Different types of bioreactors have been designed to regenerate tissues with the while applying mechanical stimuli.  However, the design principles in developing these bioreactors are not well developed. For example, selecting a specific shape of bioreactor, the inlets and outlet locations, and the media flow rates have remained random.  There is limited understanding of the nutrient distribution within these bioreactors during the entire process of tissue regeneration.  The kinetic models are often over-simplified because mass and structural complexities have been ignored.  Tissue regeneration is a dynamic process where the porous characteristics change due to cell growth, assembly of newly secreted matrix components, and degradation of the porous architecture. These changes affect the transport characteristics which ultimately determine the quality of the regenerated tissue. Non-uniform flow patterns within the reactor could lead to i) poor distribution of nutrients and ii) non-uniform shear stress distribution. These factors affect cellular colonization, proliferation, and function. Thus to develop improved quality tissues, one has to understand the influence of these factors.

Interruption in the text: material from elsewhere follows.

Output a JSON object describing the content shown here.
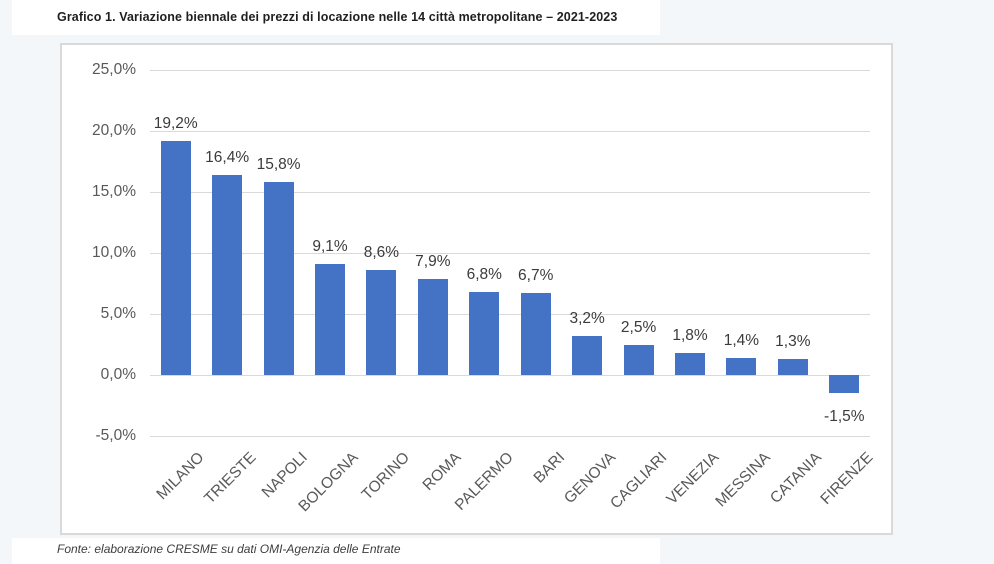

Our approach. We design bioreactors for regenerating tissues using the tools and governing equations, proven to work in other engineering disciplines.  We use a set of integrated tools: i) computational fluid dynamic (CFD) software such as COMSOL and CFX to understand the effect of flow configurations on fluid distribution through the porous structure, ii) different scaffold preparations preparations, and iii) cell culture experiments in bioreactors with specifications identical to simulation. Some factors evaluated thus far include i) reactor shapes (rectangular, circular, spherical), ii) flow rate, iii) inlet-outlet location, iv) inlet-outlet size which regulate velocities, v) nutrient consumption (oxygen, glucose, estrogen) kinetics, vi) cell types (smooth muscle cells, chondrocytes, hepatocytes, fibroblasts, cord blood stem cells), vii) scaffold mechanical properties, and viii) scaffold permeability properties using Kozeny-Carman definition.  We also combine residence time distribution analysis with parametric models to calculate the outlet oxygen concentration.  We assess the effect of changing porous architecture due to cell growth and deposited matrix elements on fluid distribution, shear stresses and pressure drop. We measure diffusivities in porous structures, and account for changes in dimensions of the scaffolds using mechanical properties. We believe these efforts will help develop strategies to run the bioreactor during the entire regenerative cycle. Our current efforts are focused on integrating mechanical effects on nutrient distribution.